I first saw this tip on page 141 of Maggie Righetti’s Sweater Design in Plain English (New York: St. Martin’s, 1990).
It’s also on TechKnitter’s blog.
The genius of these methods is that they will survive whatever technique you use for blocking the swatch.
If You Make an Individual Swatch for Each Needle Size
This technique will work for any fabric, from garter and stockinette to very complicated patterns.
Leave a longish cast-on tail, and tie a series of simple overhand knots in it, with the number of knots matching the needle size.
Size 5 for this swatch? Tie five overhand knots in the cast-on tail. Size 7 for that one? Use seven knots.
If you use metric needle sizes, then you’ll have to deal with half and even quarter millimeters. For 3.25 mm needles, you could do three knots very close together for the number of whole millimeters, with a fourth knot a little way away to represent the quarter millimeter. For 3.50 mm, you could do two groups: one with three knots close together plus a group of two (one for each quarter of a millimeter) far enough away that the knots don’t look like a single group of five. (And you’ll have to be consistent about which group is closest to the swatch and which is closest to the free end of the tail.)
If you frequently use the smaller metric-size needles, which go in 0.25 mm increments from 2.00 to 4.00, you could also just make a cheat sheet for yourself:
- 1 knot = 2.00 mm
- 2 knots = 2.25 mm
- 3 knots = 2.50 mm
- 4 knots = 2.75 mm
- 5 knots = 3.00 mm
- 6 knots = 3.25 mm
- 7 knots = 3.50 mm
- 8 knots = 3.75 mm
- 9 knots = 4.00 mm
There would probably be no possibility of confusing two swatches that both have nine knots in their cast-on tails, one made on 4.00 mm needles and the other made on 9.00 mm needles, since the size of the stitches would be so obviously different.
If You Make a Continuous Swatch
This technique works best in garter and stockinette, but it can be done in a more complicated fabric too.
As you switch needle sizes every three or four inches, work the needle size into each section of the swatch with purl bumps and/or yarnovers.
Use yarnovers, because purl bumps won’t show up. A row or two after you switch needle sizes, or even in the same row if you’re afraid you’ll forget (I would get distracted and forget, for sure), work several “yarnover, knit two together” pairs so that the number of yarnovers matches the needle size.
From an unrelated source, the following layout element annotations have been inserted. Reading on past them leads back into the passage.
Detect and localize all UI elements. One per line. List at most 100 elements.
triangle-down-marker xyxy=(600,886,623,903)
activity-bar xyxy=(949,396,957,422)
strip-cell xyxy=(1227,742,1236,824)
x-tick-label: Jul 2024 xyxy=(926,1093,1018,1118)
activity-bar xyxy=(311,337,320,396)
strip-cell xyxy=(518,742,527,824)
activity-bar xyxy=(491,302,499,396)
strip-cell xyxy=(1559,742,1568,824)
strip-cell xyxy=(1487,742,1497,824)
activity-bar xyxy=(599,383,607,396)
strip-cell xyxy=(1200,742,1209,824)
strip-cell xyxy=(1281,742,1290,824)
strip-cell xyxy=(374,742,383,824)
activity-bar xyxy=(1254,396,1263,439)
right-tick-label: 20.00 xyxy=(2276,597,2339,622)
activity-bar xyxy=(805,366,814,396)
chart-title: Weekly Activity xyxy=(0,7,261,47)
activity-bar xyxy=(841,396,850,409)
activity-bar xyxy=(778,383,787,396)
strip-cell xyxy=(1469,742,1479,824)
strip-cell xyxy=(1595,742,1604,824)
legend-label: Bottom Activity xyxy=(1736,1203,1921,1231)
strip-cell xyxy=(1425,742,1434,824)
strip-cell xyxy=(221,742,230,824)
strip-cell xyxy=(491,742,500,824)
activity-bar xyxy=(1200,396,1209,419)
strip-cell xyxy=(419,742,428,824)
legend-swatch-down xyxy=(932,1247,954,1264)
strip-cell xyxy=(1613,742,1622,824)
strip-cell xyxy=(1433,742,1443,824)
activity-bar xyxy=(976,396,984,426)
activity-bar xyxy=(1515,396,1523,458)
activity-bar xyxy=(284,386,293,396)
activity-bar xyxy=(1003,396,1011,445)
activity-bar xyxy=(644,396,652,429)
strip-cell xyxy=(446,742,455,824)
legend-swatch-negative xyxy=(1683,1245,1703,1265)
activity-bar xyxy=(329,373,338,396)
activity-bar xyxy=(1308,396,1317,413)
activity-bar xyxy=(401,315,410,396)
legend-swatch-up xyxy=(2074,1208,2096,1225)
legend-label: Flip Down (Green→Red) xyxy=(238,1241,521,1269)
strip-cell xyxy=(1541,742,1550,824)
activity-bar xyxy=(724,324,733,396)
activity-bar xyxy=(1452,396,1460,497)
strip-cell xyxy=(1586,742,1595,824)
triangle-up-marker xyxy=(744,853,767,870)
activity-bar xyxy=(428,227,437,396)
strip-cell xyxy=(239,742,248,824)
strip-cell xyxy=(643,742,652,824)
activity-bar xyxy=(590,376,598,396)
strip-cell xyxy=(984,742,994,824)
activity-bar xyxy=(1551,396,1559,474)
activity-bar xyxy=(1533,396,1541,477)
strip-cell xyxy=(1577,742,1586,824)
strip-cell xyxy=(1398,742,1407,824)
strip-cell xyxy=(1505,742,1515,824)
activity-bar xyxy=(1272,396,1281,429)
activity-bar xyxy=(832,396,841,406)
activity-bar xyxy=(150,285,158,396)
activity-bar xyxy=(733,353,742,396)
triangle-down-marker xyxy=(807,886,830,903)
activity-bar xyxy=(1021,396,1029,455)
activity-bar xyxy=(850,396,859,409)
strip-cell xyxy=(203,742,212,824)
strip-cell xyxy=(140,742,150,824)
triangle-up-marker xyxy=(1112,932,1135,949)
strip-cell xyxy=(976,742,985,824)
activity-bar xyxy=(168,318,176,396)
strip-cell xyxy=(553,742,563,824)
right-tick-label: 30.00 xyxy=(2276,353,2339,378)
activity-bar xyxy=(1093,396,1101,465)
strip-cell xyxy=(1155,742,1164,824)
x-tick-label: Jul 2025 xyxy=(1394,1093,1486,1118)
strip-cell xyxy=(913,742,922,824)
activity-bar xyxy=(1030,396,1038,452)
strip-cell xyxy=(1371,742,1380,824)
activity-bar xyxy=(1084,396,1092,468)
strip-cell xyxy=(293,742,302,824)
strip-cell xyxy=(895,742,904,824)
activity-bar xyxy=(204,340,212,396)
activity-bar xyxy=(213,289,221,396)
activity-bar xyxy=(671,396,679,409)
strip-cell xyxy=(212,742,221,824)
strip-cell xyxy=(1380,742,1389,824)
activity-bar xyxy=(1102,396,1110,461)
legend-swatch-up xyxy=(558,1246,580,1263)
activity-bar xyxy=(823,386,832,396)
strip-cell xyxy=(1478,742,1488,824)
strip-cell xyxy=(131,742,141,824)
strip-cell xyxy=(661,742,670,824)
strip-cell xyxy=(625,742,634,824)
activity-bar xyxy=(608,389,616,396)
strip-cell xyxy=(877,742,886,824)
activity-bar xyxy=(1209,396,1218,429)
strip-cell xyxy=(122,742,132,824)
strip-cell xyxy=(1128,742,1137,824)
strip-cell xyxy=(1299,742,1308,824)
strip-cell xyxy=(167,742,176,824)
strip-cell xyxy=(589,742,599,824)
If you’re working with those smaller metric needles, then either use the cheat sheet shown above, or do two groups, one group for the number of whole millimeters and a second for the number of quarter millimeters (so for 3.75 mm needles, do two well-separated groups that each have three yarnovers).
Make a purl ridge (knit a row on the wrong side of stockinette) where you change needles, then two or three rows above it, work purl stitches on the knit side, matching the number of purls to the needle size. Six purl bumps mean a size 6 needle.
If you’re using metric needles smaller than 4.00 mm, then do the same thing, but add a “yarnover/knit two together” pair for each quarter of a millimeter. For 2.75 mm needles, work two purl bumps and three instances of “yarnover, knit two together.”
Using knots in the cast-on tail works for individual swatches for each needle size in any pattern. But yarnovers work best for a continuous garter swatch, while purl bumps and/or yarnovers probably won’t work well in anything but a continuous stockinette swatch.
If you prefer to do a continuous swatch in any kind of patterned fabric, then work several rows of plain stockinette after each needle change, using the purl or yarnover techniques in the stockinette portions to record what size needle you switched to, then start working the pattern stitch again.
Yes, you’ll do several extra rows for each needle change, but sometimes it’s easier to compare different areas of a single swatch instead of comparing a bunch of individual swatches.